E-Poster Presentation Australian Society for Microbiology Annual Scientific Meeting 2021

New Curated Databases in BioCyc.org for the Pathogens Acinetobacter baumannii and Chlamydia trachomatis (#323)

Lisa R Moore 1 , Amanda Mackie 1 , Ron Caspi 2 , Anamika Kothari 2 , Suzanne Paley 2 , Ian Paulsen 1 , Peter Karp 2
  1. Macquarie University, North Ryde, NSW, Australia
  2. Bioinformatics Research Group, SRI International, Menlo Park, California, United States

BioCyc.org is a web portal for >18,000 sequenced microbes Pathway/Genome Databases (PGDBs) that couple high-quality genomic and metabolic pathway information with a variety of sophisticated bioinformatics tools. The PGDBs range in the amount of curation with some having significant manual curation of genes, proteins and reactions to improve the metabolic pathways and transporter predictions from the initial computational-based inferences. The curation process starts with BioCyc's PathoLogic program, which carries out a series of computational inferences on an annotated RefSeq genome, followed by importation of information from related databases, such as protein features from UniProt and gene essentiality data from OGEE. Finally, manual curation involves integration of relevant information from the experimental literature, including updating gene and protein names and functions, writing summaries for selected proteins, and adding citations.
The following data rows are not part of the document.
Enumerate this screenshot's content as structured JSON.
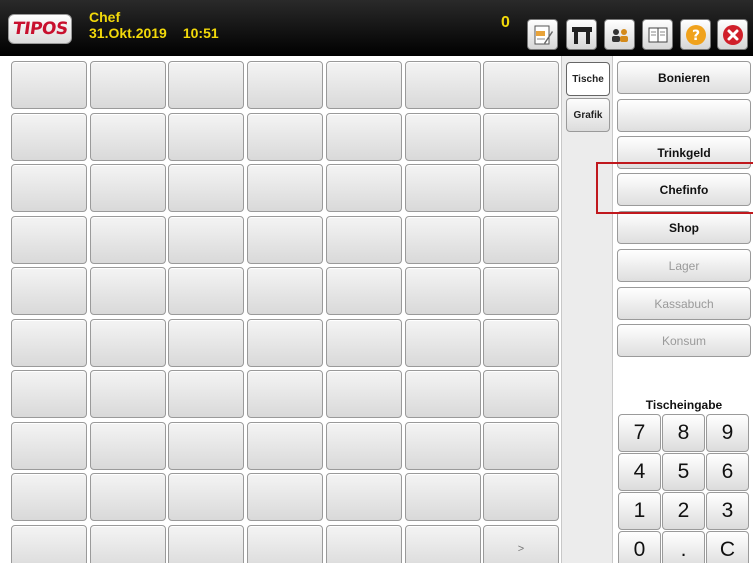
{
  "header": {
    "logo_text": "TIPOS",
    "user": "Chef",
    "date": "31.Okt.2019",
    "time": "10:51",
    "counter": "0"
  },
  "icons": [
    "notes-icon",
    "table-icon",
    "users-icon",
    "book-icon",
    "help-icon",
    "close-icon"
  ],
  "tabs": [
    {
      "label": "Tische",
      "active": true
    },
    {
      "label": "Grafik",
      "active": false
    }
  ],
  "grid": {
    "rows": 10,
    "cols": 7,
    "last_cell_label": ">"
  },
  "side_buttons": [
    {
      "label": "Bonieren",
      "enabled": true
    },
    {
      "label": "",
      "enabled": true
    },
    {
      "label": "Trinkgeld",
      "enabled": true
    },
    {
      "label": "Chefinfo",
      "enabled": true
    },
    {
      "label": "Shop",
      "enabled": true
    },
    {
      "label": "Lager",
      "enabled": false
    },
    {
      "label": "Kassabuch",
      "enabled": false
    },
    {
      "label": "Konsum",
      "enabled": false
    }
  ],
  "keypad": {
    "title": "Tischeingabe",
    "keys": [
      "7",
      "8",
      "9",
      "4",
      "5",
      "6",
      "1",
      "2",
      "3",
      "0",
      ".",
      "C"
    ]
  },
  "colors": {
    "header_text": "#f2d90a",
    "highlight": "#c0181d",
    "logo_red": "#c8102e"
  }
}
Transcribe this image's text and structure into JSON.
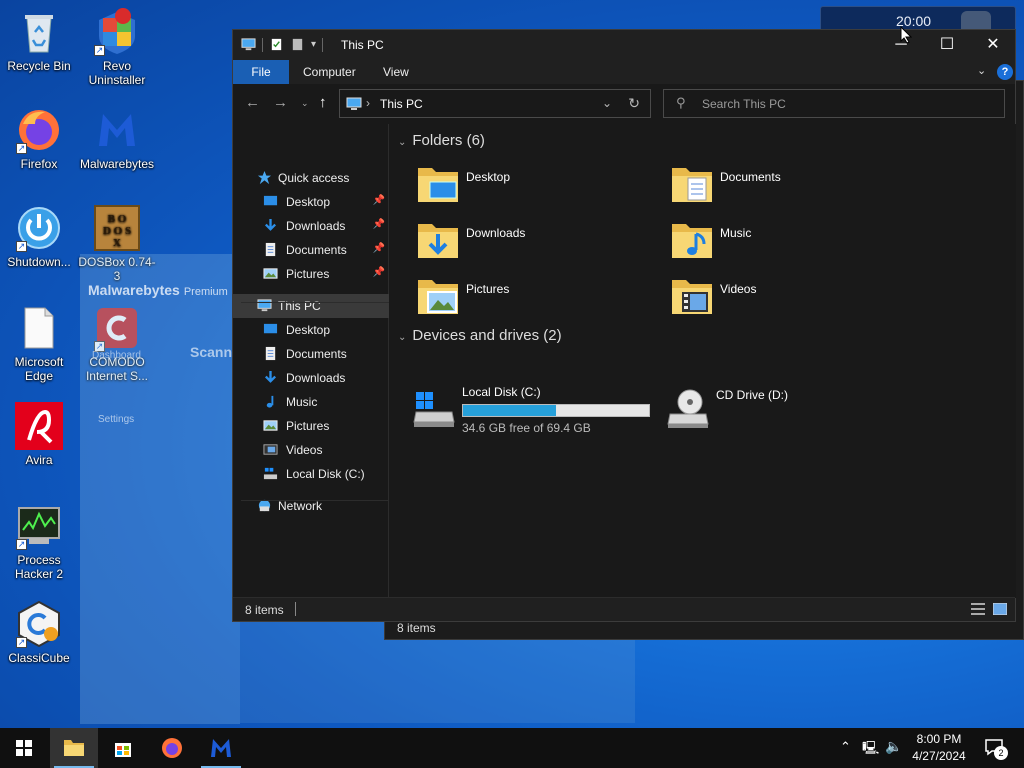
{
  "desktop": {
    "icons": [
      {
        "label": "Recycle Bin",
        "icon": "recycle-bin-icon"
      },
      {
        "label": "Revo Uninstaller",
        "icon": "revo-uninstaller-icon"
      },
      {
        "label": "Firefox",
        "icon": "firefox-icon"
      },
      {
        "label": "Malwarebytes",
        "icon": "malwarebytes-icon"
      },
      {
        "label": "Shutdown...",
        "icon": "shutdown-icon"
      },
      {
        "label": "DOSBox 0.74-3",
        "icon": "dosbox-icon"
      },
      {
        "label": "Microsoft Edge",
        "icon": "edge-icon"
      },
      {
        "label": "COMODO Internet S...",
        "icon": "comodo-icon"
      },
      {
        "label": "Avira",
        "icon": "avira-icon"
      },
      {
        "label": "Process Hacker 2",
        "icon": "process-hacker-icon"
      },
      {
        "label": "ClassiCube",
        "icon": "classicube-icon"
      }
    ],
    "ghost_malwarebytes": {
      "brand": "Malwarebytes",
      "edition": "Premium",
      "scanner": "Scanne",
      "settings": "Settings",
      "dashboard": "Dashboard"
    },
    "clock_widget": {
      "time": "20:00"
    }
  },
  "back_window": {
    "status": "8 items"
  },
  "explorer": {
    "title": "This PC",
    "ribbon_tabs": [
      "File",
      "Computer",
      "View"
    ],
    "address": {
      "crumb": "This PC"
    },
    "search": {
      "placeholder": "Search This PC"
    },
    "nav": [
      {
        "label": "Quick access",
        "icon": "star-icon",
        "indent": 0
      },
      {
        "label": "Desktop",
        "icon": "desktop-icon",
        "indent": 1,
        "pinned": true
      },
      {
        "label": "Downloads",
        "icon": "download-icon",
        "indent": 1,
        "pinned": true
      },
      {
        "label": "Documents",
        "icon": "document-icon",
        "indent": 1,
        "pinned": true
      },
      {
        "label": "Pictures",
        "icon": "pictures-icon",
        "indent": 1,
        "pinned": true
      },
      {
        "label": "This PC",
        "icon": "computer-icon",
        "indent": 0,
        "selected": true
      },
      {
        "label": "Desktop",
        "icon": "desktop-icon",
        "indent": 1
      },
      {
        "label": "Documents",
        "icon": "document-icon",
        "indent": 1
      },
      {
        "label": "Downloads",
        "icon": "download-icon",
        "indent": 1
      },
      {
        "label": "Music",
        "icon": "music-icon",
        "indent": 1
      },
      {
        "label": "Pictures",
        "icon": "pictures-icon",
        "indent": 1
      },
      {
        "label": "Videos",
        "icon": "videos-icon",
        "indent": 1
      },
      {
        "label": "Local Disk (C:)",
        "icon": "drive-icon",
        "indent": 1
      },
      {
        "label": "Network",
        "icon": "network-icon",
        "indent": 0
      }
    ],
    "folders_heading": "Folders (6)",
    "folders": [
      {
        "label": "Desktop",
        "icon": "desktop-folder-icon"
      },
      {
        "label": "Documents",
        "icon": "documents-folder-icon"
      },
      {
        "label": "Downloads",
        "icon": "downloads-folder-icon"
      },
      {
        "label": "Music",
        "icon": "music-folder-icon"
      },
      {
        "label": "Pictures",
        "icon": "pictures-folder-icon"
      },
      {
        "label": "Videos",
        "icon": "videos-folder-icon"
      }
    ],
    "drives_heading": "Devices and drives (2)",
    "drives": [
      {
        "label": "Local Disk (C:)",
        "free": "34.6 GB free of 69.4 GB",
        "used_fraction": 0.5
      },
      {
        "label": "CD Drive (D:)"
      }
    ],
    "status": "8 items"
  },
  "taskbar": {
    "apps": [
      "start-icon",
      "file-explorer-icon",
      "store-icon",
      "firefox-icon",
      "malwarebytes-icon"
    ],
    "clock_time": "8:00 PM",
    "clock_date": "4/27/2024",
    "notifications": "2"
  },
  "colors": {
    "accent": "#1a5fb4",
    "drive_fill": "#26a0da",
    "taskbar": "#101010"
  }
}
We introduce new BioCyc PGDBs for three human pathogenic bacteria, the multi-drug resistant Acinetobacter baumannii strains ATCC 17978 and AB5075-UW that are implicated in a variety of community- and hospital-acquired infections, and Chlamydia trachomatis strain D/UW-3/CX, a common, sexually transmitted pathogen. More than 80 publications were used in the curation process of the two A. baumannii PGDBs, which updated gene functions with a focus on virulence factors, such as metal acquisition systems and outer membrane proteins (OMP). The C. trachomatis serovar D PGDB curation is based on >30 publications with a primary focus on the reduced but still functional central metabolic pathways, illustrating the smaller genome and fewer metabolic pathways of this obligate intracellular pathogen. Examples of several important curated proteins, reactions and pathways will be highlighted using some of the extensive bioinformatics tools available through BioCyc for searching, visualizing and analyzing the PGDBs. For instance, painting of a proteomics dataset onto the cellular pathway overview and comparative analysis of TCA cycles will be used to show how these new curated PGDBs contribute to the growing set in the BioCyc collection that serve as valuable resources for researchers and educators.